Por outro lado, um Arcebispo em um país latino-americano encantava seus fiéis em sermões abertos e inspiradores. Mesmo com todas as transformações do século XXI, o Arcebispo em Buenos Aires demonstrava ser possível reinventar uma instituição tradicional e conectá-la ao cidadão comum, sendo um guia espiritual e uma autoridade política e social.

O Papa Francisco, no filme ainda como Arcebispo de Buenos Aires Jorge Mario Bergoglio, é apresentado como um homem humilde que mantém contato com a população, especialmente, a mais pobre de Buenos Aires. É o líder que pode reconectar a Igreja aos seus fiéis, além de demonstrar pouco interesse em se envolver nas disputas poder no Vaticano.

O filme mostra um líder que resgatou seus princípios para se aproximar dos seus fiéis. Bergoglio foi acusado de cumplicidade com a chamada “Guerra Suja” durante a ditadura militar argentina, entre 1976 e 1983, por não ter defendido dois padres jesuítas presos e torturados pelo Governo. Em 1990, Bergoglio deixou a liderança da Igreja e foi enviado para Córdoba e, por dois anos, passou por um período de reflexão interior. Do ponto simbólico, temos um líder que resgatou seus princípios morais e mostrou flexibilidade para rever suas posições e atitudes, neste sentido, ele é o representante ideal para conduzir a Igreja Católica no contexto de mudanças.

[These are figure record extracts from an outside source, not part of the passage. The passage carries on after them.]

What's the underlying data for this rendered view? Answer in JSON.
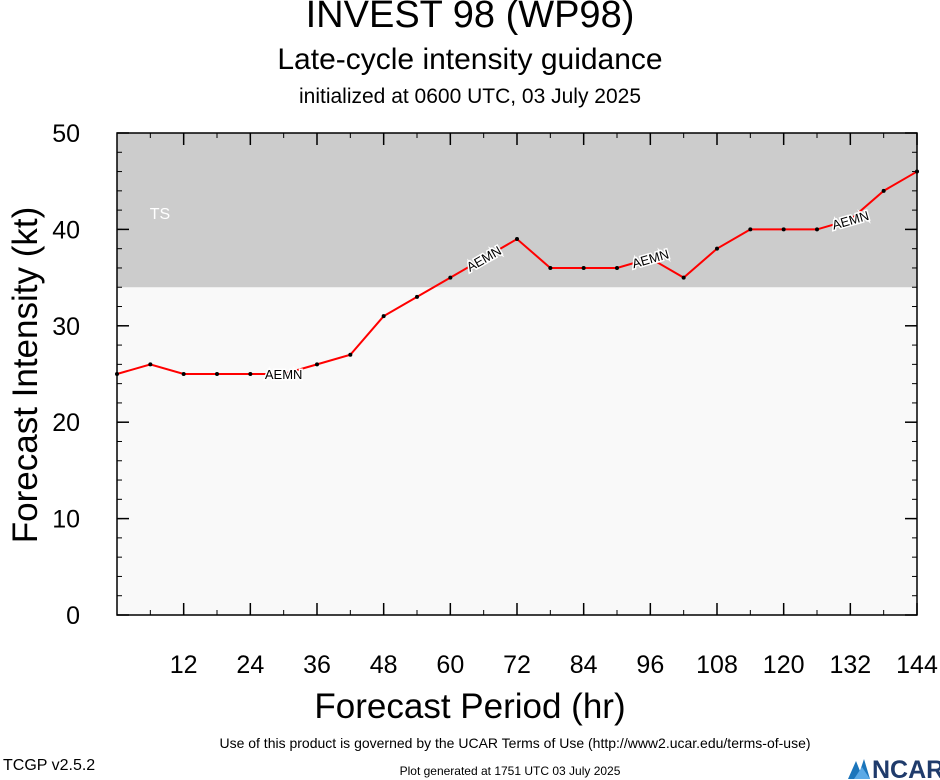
{
  "header": {
    "title": "INVEST 98 (WP98)",
    "subtitle": "Late-cycle intensity guidance",
    "init": "initialized at 0600 UTC, 03 July 2025"
  },
  "footer": {
    "terms": "Use of this product is governed by the UCAR Terms of Use (http://www2.ucar.edu/terms-of-use)",
    "version": "TCGP v2.5.2",
    "generated": "Plot generated at 1751 UTC   03 July 2025",
    "logo_text": "NCAR"
  },
  "colors": {
    "ts_band": "#cccccc",
    "plot_bg": "#f9f9f9",
    "series_line": "#ff0000",
    "point": "#000000"
  },
  "chart_data": {
    "type": "line",
    "title": "INVEST 98 (WP98)",
    "subtitle": "Late-cycle intensity guidance",
    "xlabel": "Forecast Period (hr)",
    "ylabel": "Forecast Intensity (kt)",
    "xlim": [
      0,
      144
    ],
    "ylim": [
      0,
      50
    ],
    "xticks": [
      12,
      24,
      36,
      48,
      60,
      72,
      84,
      96,
      108,
      120,
      132,
      144
    ],
    "yticks": [
      0,
      10,
      20,
      30,
      40,
      50
    ],
    "bands": [
      {
        "label": "TS",
        "from": 34,
        "to": 50
      }
    ],
    "series": [
      {
        "name": "AEMN",
        "x": [
          0,
          6,
          12,
          18,
          24,
          30,
          36,
          42,
          48,
          54,
          60,
          66,
          72,
          78,
          84,
          90,
          96,
          102,
          108,
          114,
          120,
          126,
          132,
          138,
          144
        ],
        "y": [
          25,
          26,
          25,
          25,
          25,
          25,
          26,
          27,
          31,
          33,
          35,
          37,
          39,
          36,
          36,
          36,
          37,
          35,
          38,
          40,
          40,
          40,
          41,
          44,
          46
        ],
        "label_at_x": [
          30,
          66,
          96,
          132
        ]
      }
    ]
  }
}
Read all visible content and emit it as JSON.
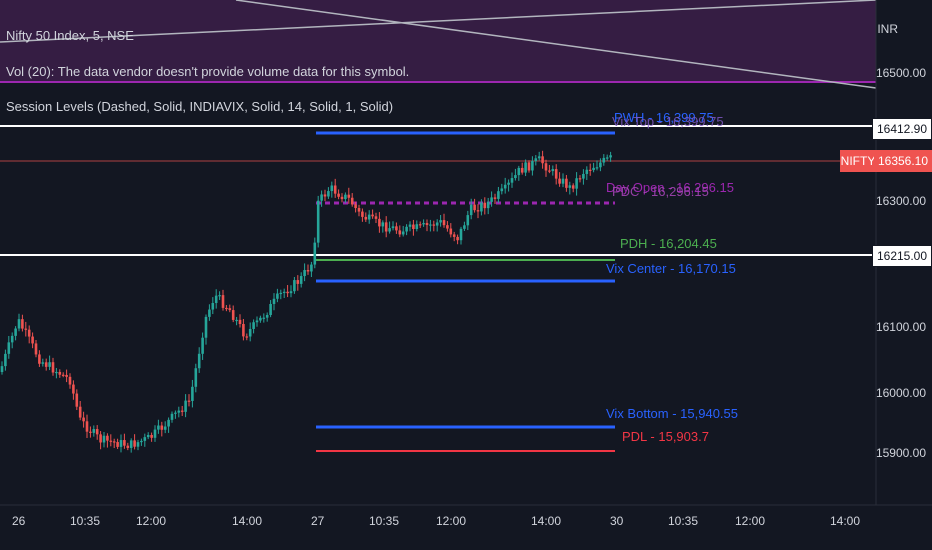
{
  "header": {
    "symbol_line": "Nifty 50 Index, 5, NSE",
    "vol_line": "Vol (20): The data vendor doesn't provide volume data for this symbol.",
    "session_line": "Session Levels (Dashed, Solid, INDIAVIX, Solid, 14, Solid, 1, Solid)"
  },
  "price_axis": {
    "currency": "INR",
    "ticks": [
      "16500.00",
      "16300.00",
      "16100.00",
      "16000.00",
      "15900.00"
    ]
  },
  "price_boxes": {
    "upper": "16412.90",
    "last_price": "16356.10",
    "lower": "16215.00"
  },
  "symbol_tag": "NIFTY",
  "levels": {
    "pwh": "PWH - 16,399.75",
    "vix_top": "Vix Top - 16,399.75",
    "day_open": "Day Open - 16,296.15",
    "pdc": "PDC - 16,296.15",
    "pdh": "PDH - 16,204.45",
    "vix_center": "Vix Center - 16,170.15",
    "vix_bottom": "Vix Bottom - 15,940.55",
    "pdl": "PDL - 15,903.7"
  },
  "time_axis": {
    "labels": [
      "26",
      "10:35",
      "12:00",
      "14:00",
      "27",
      "10:35",
      "12:00",
      "14:00",
      "30",
      "10:35",
      "12:00",
      "14:00"
    ]
  },
  "colors": {
    "background": "#131722",
    "up": "#26a69a",
    "down": "#ef5350",
    "blue_level": "#2962ff",
    "pdh_green": "#4caf50",
    "pdl_red": "#f23645",
    "purple": "#9c27b0",
    "band": "#3a2146"
  }
}
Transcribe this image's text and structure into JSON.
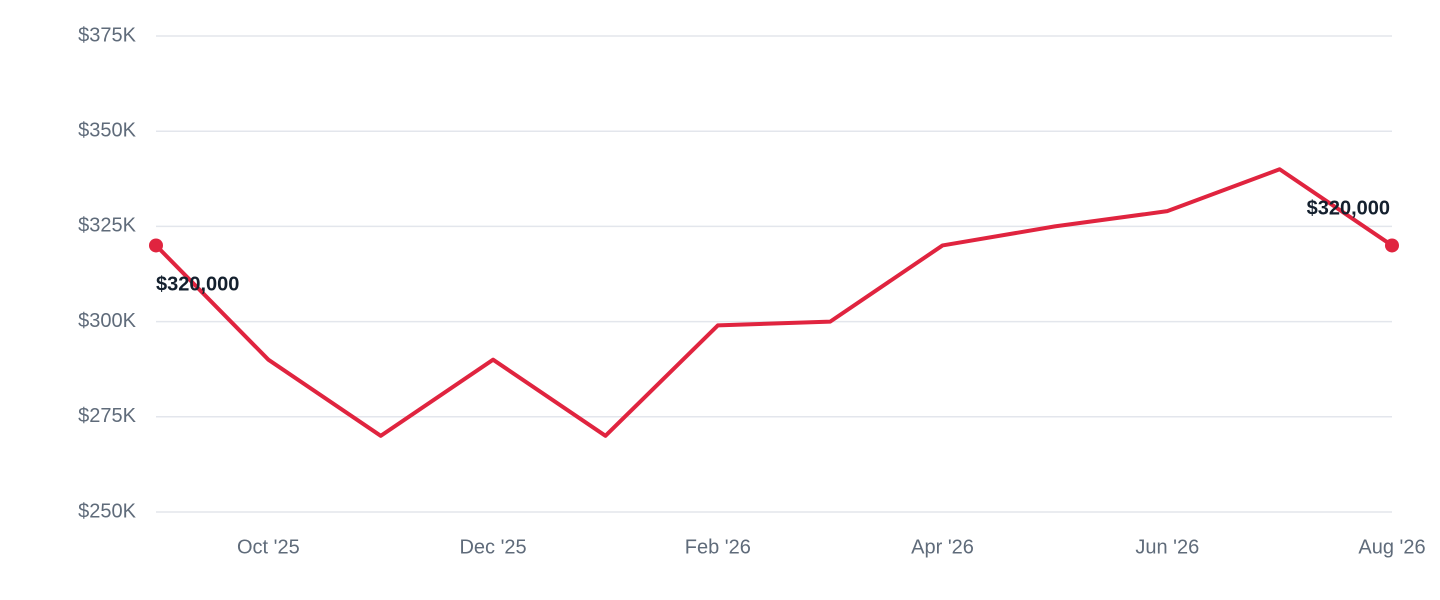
{
  "chart_data": {
    "type": "line",
    "categories": [
      null,
      "Oct '25",
      null,
      "Dec '25",
      null,
      "Feb '26",
      null,
      "Apr '26",
      null,
      "Jun '26",
      null,
      "Aug '26"
    ],
    "series": [
      {
        "color": "#e0243f",
        "values": [
          320000,
          290000,
          270000,
          290000,
          270000,
          299000,
          300000,
          320000,
          325000,
          329000,
          340000,
          320000
        ],
        "value_labels": [
          "$320,000",
          null,
          null,
          null,
          null,
          null,
          null,
          null,
          null,
          null,
          null,
          "$320,000"
        ]
      }
    ],
    "ylim": [
      250000,
      375000
    ],
    "yticks": [
      {
        "value": 250000,
        "label": "$250K"
      },
      {
        "value": 275000,
        "label": "$275K"
      },
      {
        "value": 300000,
        "label": "$300K"
      },
      {
        "value": 325000,
        "label": "$325K"
      },
      {
        "value": 350000,
        "label": "$350K"
      },
      {
        "value": 375000,
        "label": "$375K"
      }
    ],
    "grid": true
  }
}
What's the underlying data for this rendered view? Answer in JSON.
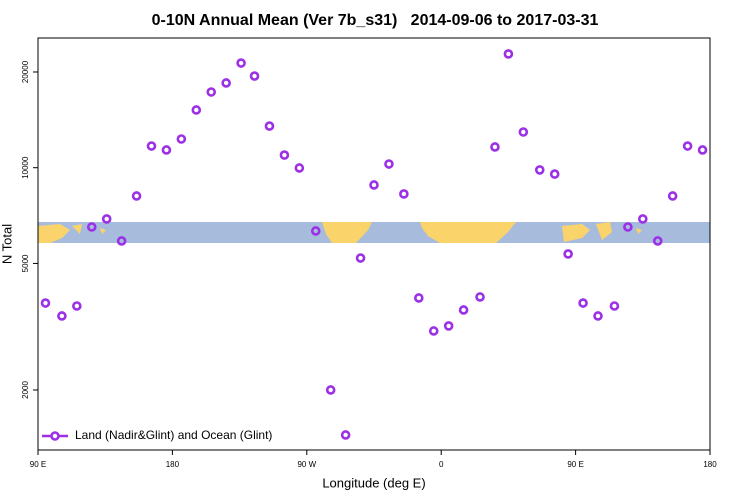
{
  "chart_data": {
    "type": "scatter",
    "title": "0-10N Annual Mean (Ver 7b_s31)   2014-09-06 to 2017-03-31",
    "xlabel": "Longitude (deg E)",
    "ylabel": "N Total",
    "x": [
      95,
      106,
      116,
      126,
      136,
      146,
      156,
      166,
      176,
      186,
      196,
      206,
      216,
      226,
      235,
      245,
      255,
      265,
      276,
      286,
      296,
      306,
      315,
      325,
      335,
      345,
      355,
      365,
      375,
      386,
      396,
      405,
      415,
      426,
      436,
      445,
      455,
      465,
      476,
      485,
      495,
      505,
      515,
      525,
      535
    ],
    "series": [
      {
        "name": "Land (Nadir&Glint) and Ocean (Glint)",
        "color": "#9b30e6",
        "values": [
          3754,
          3418,
          3674,
          6510,
          6900,
          5884,
          8149,
          11700,
          11370,
          12310,
          15190,
          17300,
          18470,
          21340,
          19420,
          13520,
          10960,
          9980,
          6325,
          2000,
          1444,
          5200,
          8825,
          10270,
          8270,
          3894,
          3066,
          3180,
          3570,
          3922,
          11620,
          22790,
          12950,
          9840,
          9550,
          5356,
          3754,
          3418,
          3674,
          6510,
          6900,
          5884,
          8149,
          11700,
          11370
        ]
      }
    ],
    "xlim": [
      90,
      540
    ],
    "xticks": [
      {
        "value": 90,
        "label": "90 E"
      },
      180,
      {
        "value": 270,
        "label": "90 W"
      },
      {
        "value": 360,
        "label": "0"
      },
      {
        "value": 450,
        "label": "90 E"
      },
      {
        "value": 540,
        "label": "180"
      }
    ],
    "ylim": [
      1295,
      25580
    ],
    "yticks": [
      2000,
      5000,
      10000,
      20000
    ],
    "ylog": true,
    "legend": "bottom-left"
  }
}
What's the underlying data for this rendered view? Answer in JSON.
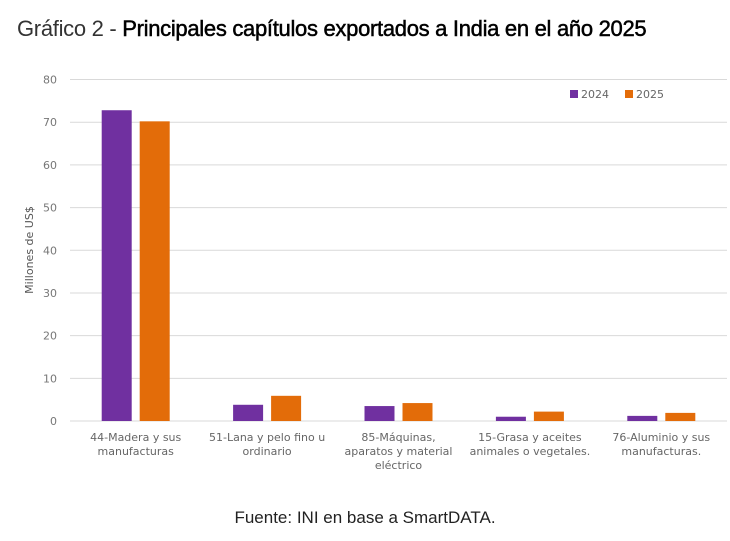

Apesar das cenas reais sobre o período militar na Argentina que mostram o sequestro de dois padres jesuítas, bem como as acusações de que Bergoglio ter ordenado o fechamento da ordem jesuíta, o filme pouco questiona complacência da Igreja Católica na sustentação da ditadura. É preciso apontar que outros fatos retratados ao longo do filme, como a relação do Cardeal Bergoglio com a alta cúpula militar e o General Videla (presidente da junta Argentina), são contestados por historiadores e biógrafos do Papa Francisco.

As disputas políticas dentro da Igreja são retratadas ao longo do filme. No entanto, a mensagem do filme é que, apesar das diferenças, é possível construir um diálogo entre as diferentes forças. A legitimidade da representação política da Igreja estará na sua capacidade de compreender os novos tempos e oferecer novos caminhos. A tolerância e o diálogo serão as respostas para enfrentarmos os desafios das transformações atuais. E, por isso, vivemos uma época em que dois Papas tão diferentes faz tanto sentido.

Denilde Oliveira Holzhacker

Doutora em ciência política e professora de relações internacionais na ESPM. É coordenadora do Núcleo de Estudos e Negócios Americanos (NENAM). Foi professora visitante do Bentley College (2007-2009).